This study is the first trial on full-term pregnant women that attempts to determine the effect of oral saffron tablets on cervical ripening in outpatients. The saffron pill recipients had a significant increase in the Bishop’s mean score 20 - 24 hours after the intervention and onset of uterine contractions as compared with the placebo group, but the time of the onset of contractions was not significantly different between the two groups. The length of the first and second phases of labor was shorter, and fewer women required cesarean section or labor induction, but the differences were not statistically significant. Studies in rats indicate that saffron can stimulate the uterus, cause abortion, and preterm labor (10-12). Additional observations have shown an increased probability of abortion in pregnant farmers who had been working in saffron farms during the first trimester of pregnancy (14, 15). These effects can be attributed to the prostaglandin-producing effects of saffron.

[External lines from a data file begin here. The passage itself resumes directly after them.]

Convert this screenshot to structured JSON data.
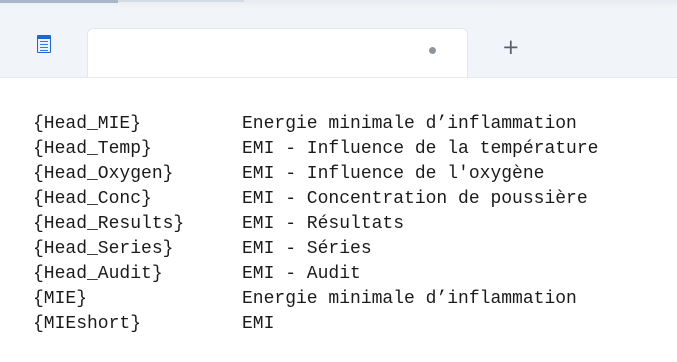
{
  "window": {
    "tab_title": "",
    "new_tab_symbol": "+"
  },
  "editor": {
    "rows": [
      {
        "key": "{Head_MIE}",
        "value": "Energie minimale d’inflammation"
      },
      {
        "key": "{Head_Temp}",
        "value": "EMI - Influence de la température"
      },
      {
        "key": "{Head_Oxygen}",
        "value": "EMI - Influence de l'oxygène"
      },
      {
        "key": "{Head_Conc}",
        "value": "EMI - Concentration de poussière"
      },
      {
        "key": "{Head_Results}",
        "value": "EMI - Résultats"
      },
      {
        "key": "{Head_Series}",
        "value": "EMI - Séries"
      },
      {
        "key": "{Head_Audit}",
        "value": "EMI - Audit"
      },
      {
        "key": "{MIE}",
        "value": "Energie minimale d’inflammation"
      },
      {
        "key": "{MIEshort}",
        "value": "EMI"
      }
    ]
  },
  "icons": {
    "app": "notepad-icon",
    "unsaved": "unsaved-dot-icon",
    "new_tab": "plus-icon"
  },
  "colors": {
    "chrome_background": "#f1f4f8",
    "editor_background": "#ffffff",
    "text": "#1b1b1b",
    "accent": "#1f67cf"
  }
}
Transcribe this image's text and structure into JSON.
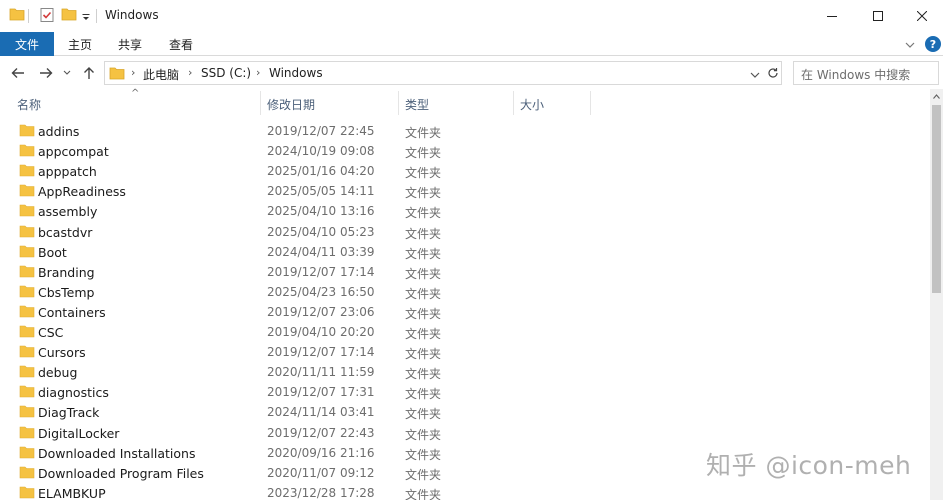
{
  "window": {
    "title": "Windows"
  },
  "ribbon": {
    "tabs": [
      "文件",
      "主页",
      "共享",
      "查看"
    ]
  },
  "address": {
    "crumbs": [
      "此电脑",
      "SSD (C:)",
      "Windows"
    ]
  },
  "search": {
    "placeholder": "在 Windows 中搜索"
  },
  "columns": {
    "name": "名称",
    "date": "修改日期",
    "type": "类型",
    "size": "大小"
  },
  "items": [
    {
      "name": "addins",
      "date": "2019/12/07 22:45",
      "type": "文件夹"
    },
    {
      "name": "appcompat",
      "date": "2024/10/19 09:08",
      "type": "文件夹"
    },
    {
      "name": "apppatch",
      "date": "2025/01/16 04:20",
      "type": "文件夹"
    },
    {
      "name": "AppReadiness",
      "date": "2025/05/05 14:11",
      "type": "文件夹"
    },
    {
      "name": "assembly",
      "date": "2025/04/10 13:16",
      "type": "文件夹"
    },
    {
      "name": "bcastdvr",
      "date": "2025/04/10 05:23",
      "type": "文件夹"
    },
    {
      "name": "Boot",
      "date": "2024/04/11 03:39",
      "type": "文件夹"
    },
    {
      "name": "Branding",
      "date": "2019/12/07 17:14",
      "type": "文件夹"
    },
    {
      "name": "CbsTemp",
      "date": "2025/04/23 16:50",
      "type": "文件夹"
    },
    {
      "name": "Containers",
      "date": "2019/12/07 23:06",
      "type": "文件夹"
    },
    {
      "name": "CSC",
      "date": "2019/04/10 20:20",
      "type": "文件夹"
    },
    {
      "name": "Cursors",
      "date": "2019/12/07 17:14",
      "type": "文件夹"
    },
    {
      "name": "debug",
      "date": "2020/11/11 11:59",
      "type": "文件夹"
    },
    {
      "name": "diagnostics",
      "date": "2019/12/07 17:31",
      "type": "文件夹"
    },
    {
      "name": "DiagTrack",
      "date": "2024/11/14 03:41",
      "type": "文件夹"
    },
    {
      "name": "DigitalLocker",
      "date": "2019/12/07 22:43",
      "type": "文件夹"
    },
    {
      "name": "Downloaded Installations",
      "date": "2020/09/16 21:16",
      "type": "文件夹"
    },
    {
      "name": "Downloaded Program Files",
      "date": "2020/11/07 09:12",
      "type": "文件夹"
    },
    {
      "name": "ELAMBKUP",
      "date": "2023/12/28 17:28",
      "type": "文件夹"
    }
  ],
  "watermark": "知乎 @icon-meh",
  "colors": {
    "accent": "#1a6cb3",
    "folder": "#f5c242",
    "header_text": "#4c607a"
  }
}
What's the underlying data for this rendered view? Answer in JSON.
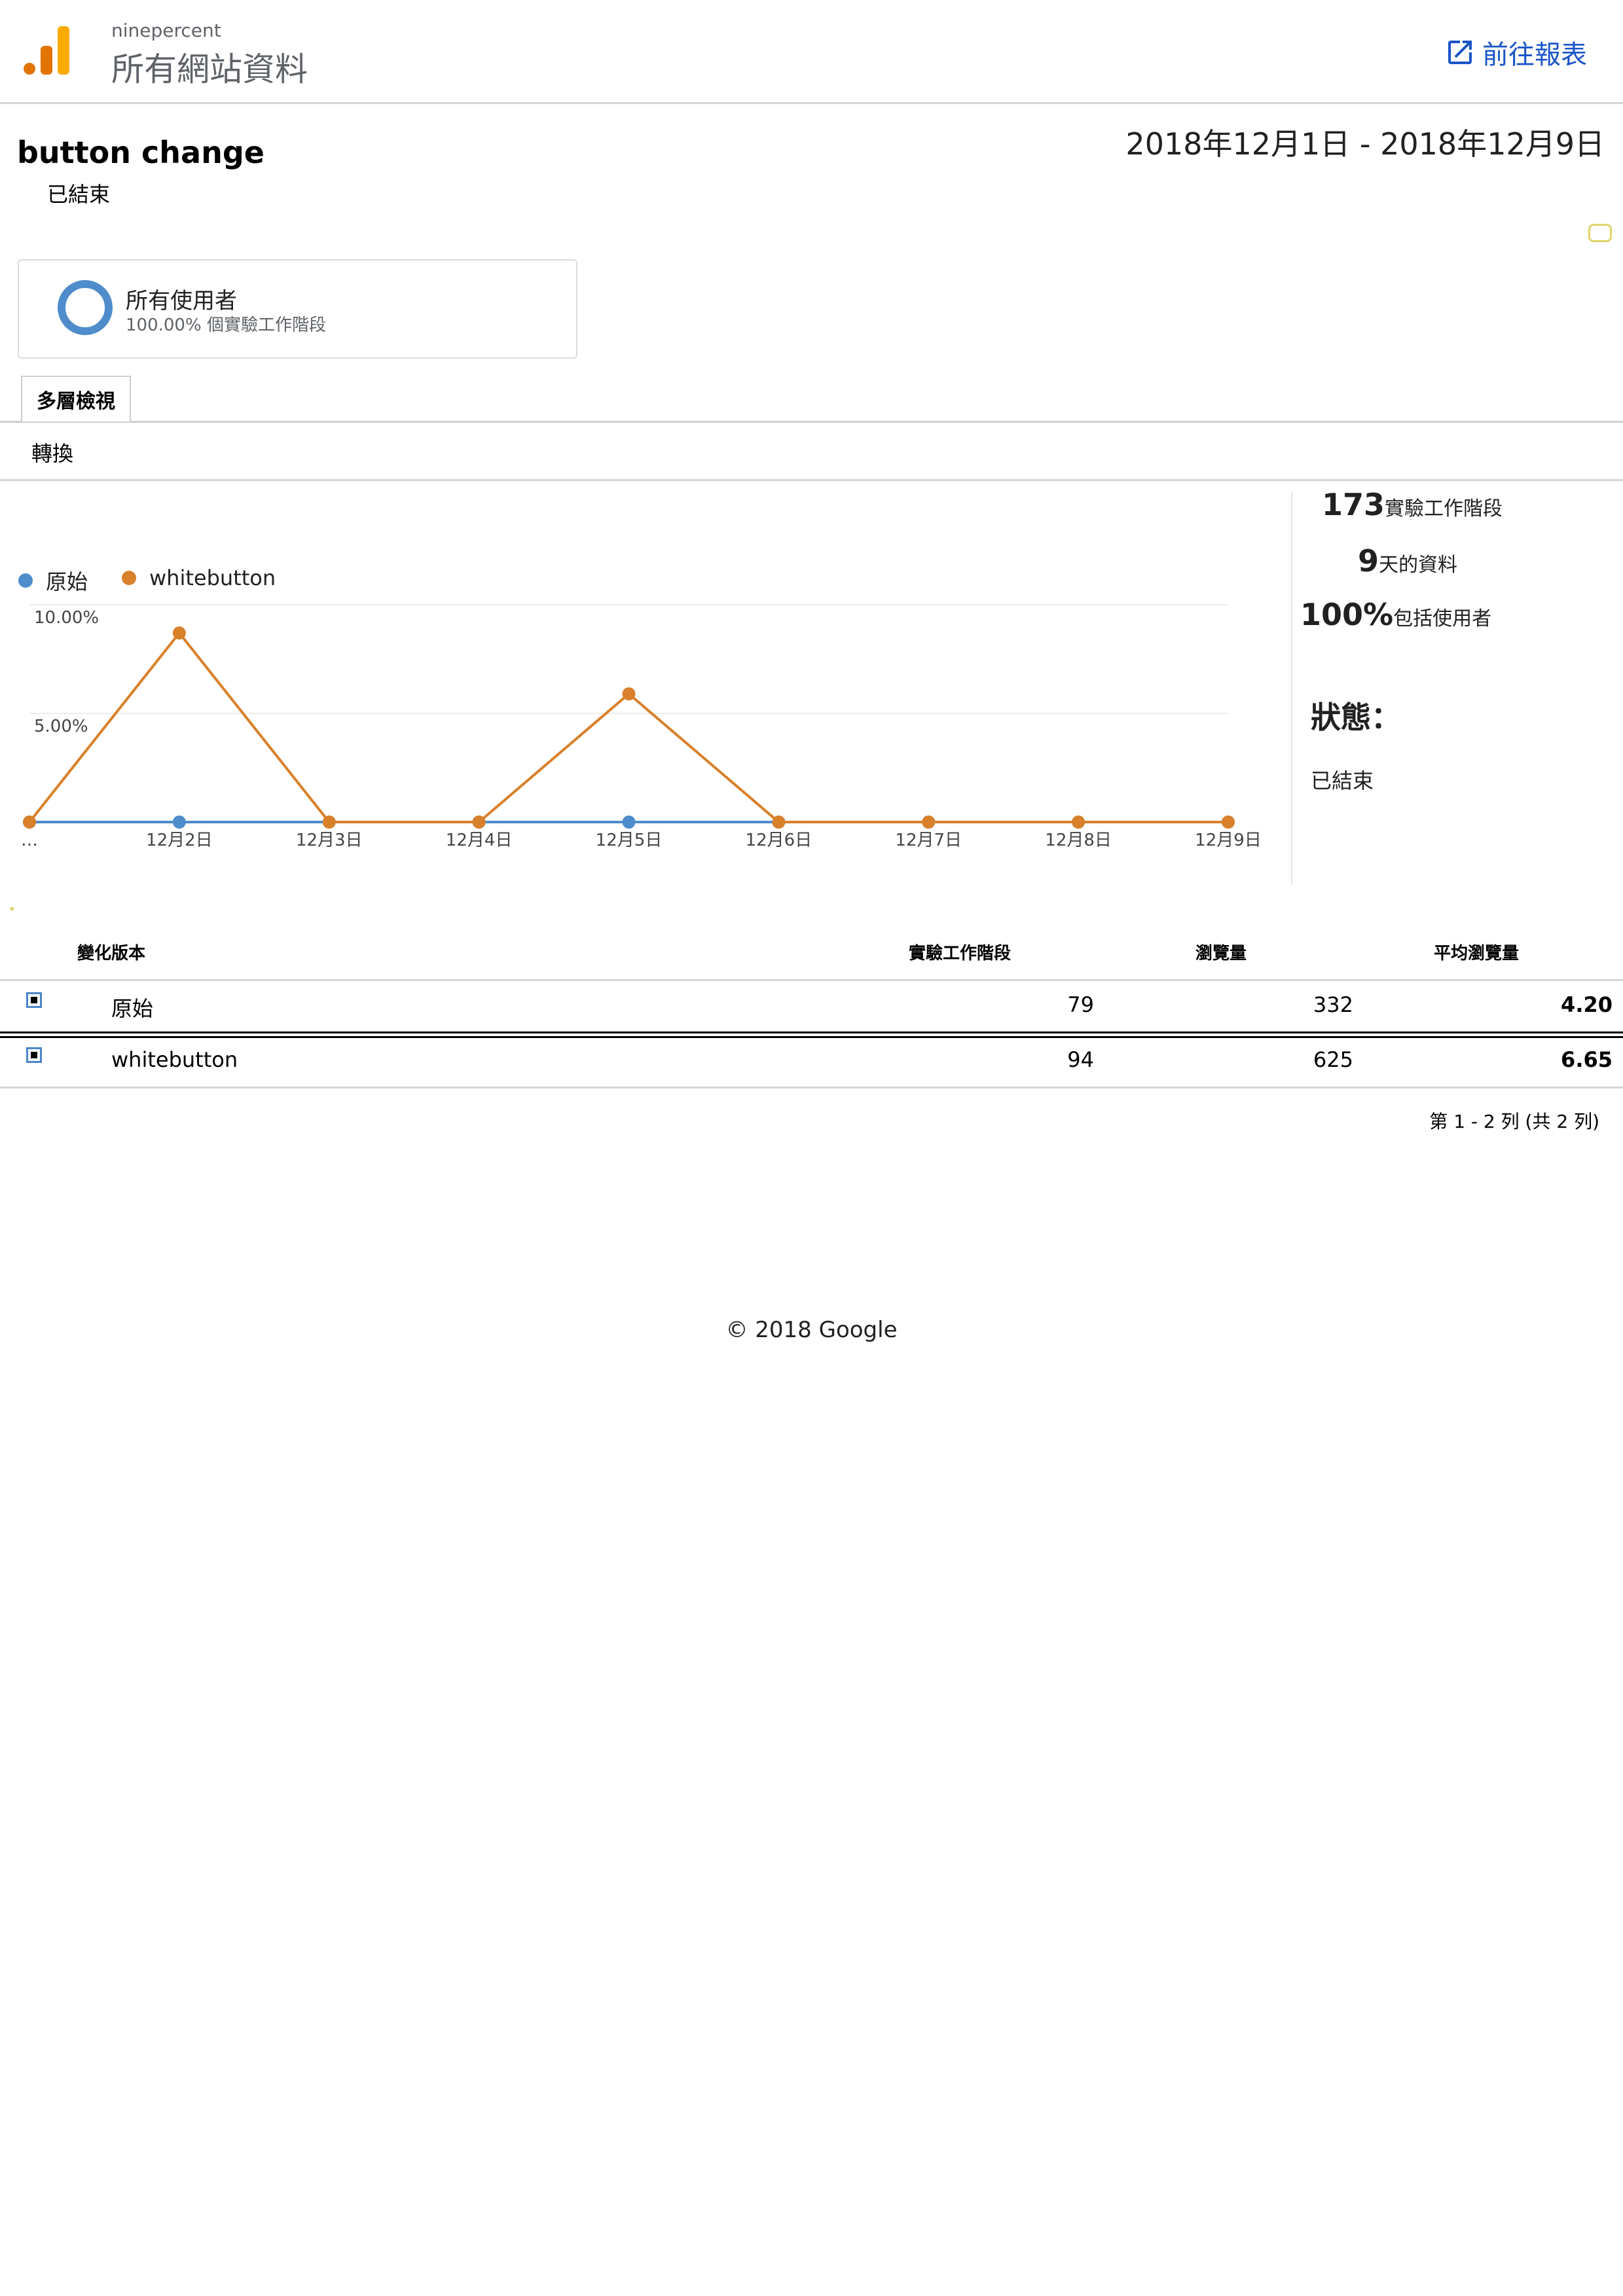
{
  "header": {
    "property_name": "ninepercent",
    "view_name": "所有網站資料",
    "goto_report": "前往報表"
  },
  "experiment": {
    "title": "button change",
    "status": "已結束",
    "date_range": "2018年12月1日 - 2018年12月9日"
  },
  "segment": {
    "name": "所有使用者",
    "subtitle": "100.00% 個實驗工作階段"
  },
  "tabs": [
    {
      "label": "多層檢視",
      "active": true
    }
  ],
  "metric": "轉換",
  "side_stats": {
    "sessions_num": "173",
    "sessions_label": "實驗工作階段",
    "days_num": "9",
    "days_label": "天的資料",
    "users_num": "100%",
    "users_label": "包括使用者",
    "status_title": "狀態：",
    "status_value": "已結束"
  },
  "chart_data": {
    "type": "line",
    "categories": [
      "…",
      "12月2日",
      "12月3日",
      "12月4日",
      "12月5日",
      "12月6日",
      "12月7日",
      "12月8日",
      "12月9日"
    ],
    "series": [
      {
        "name": "原始",
        "color": "#4f8ccb",
        "values": [
          0,
          0,
          0,
          0,
          0,
          0,
          0,
          0,
          0
        ]
      },
      {
        "name": "whitebutton",
        "color": "#d9802a",
        "values": [
          0,
          8.7,
          0,
          0,
          5.9,
          0,
          0,
          0,
          0
        ]
      }
    ],
    "y_ticks": [
      "10.00%",
      "5.00%"
    ],
    "ylim": [
      0,
      10
    ],
    "grid": true,
    "legend_position": "top-left"
  },
  "table": {
    "headers": [
      "變化版本",
      "實驗工作階段",
      "瀏覽量",
      "平均瀏覽量"
    ],
    "rows": [
      {
        "name": "原始",
        "sessions": "79",
        "pageviews": "332",
        "avg": "4.20"
      },
      {
        "name": "whitebutton",
        "sessions": "94",
        "pageviews": "625",
        "avg": "6.65"
      }
    ],
    "pager": "第 1 - 2 列 (共 2 列)"
  },
  "footer": "© 2018 Google"
}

Examination of the Bishop’s score components showed that saffron has the highest effect on effacement and cervical ripening. Considering that one of the causes of abortion in the first trimester is a reduced level of progesterone, and progesterone antagonists such as mifepristone play a role in cervical ripening at the end of pregnancy (2), saffron might therefore have an effect on abortion or premature labor as a progesterone antagonist. Furthermore, another study has revealed the effect of saffron on treating primary dysmenorrhea (17). The main cause of primary dysmenorrhea is prostaglandins and their effect on uterine contractions and narrowing of the cervical canal (24). Therefore, it is possible that saffron may improve primary dysmenorrhea and readiness of the cervix in term-pregnant women with similar mechanisms, i.e., cervical ripening, but further lab investigations and clinical trials are needed for additional support.

A review study by Gulmezoglu et al. (1) showed that cervical ripening before labor induction leads to shorter latent and active phases. Although the results of the present study showed shortening of the first and second phases of labor in the saffron group, the difference was not significant. This may be related to the small sample size in this study.

A major concern about using misoprostol and oxytocin for labor induction is extreme uterine contractions, and increased risk of the need for cesarean section as well as other side effects for the mother and the fetus (26-28). No abnormal uterine contractions occurred in the present study and the need for cesarean section and meconium staining were reduced, although the reductions were not statistically significant.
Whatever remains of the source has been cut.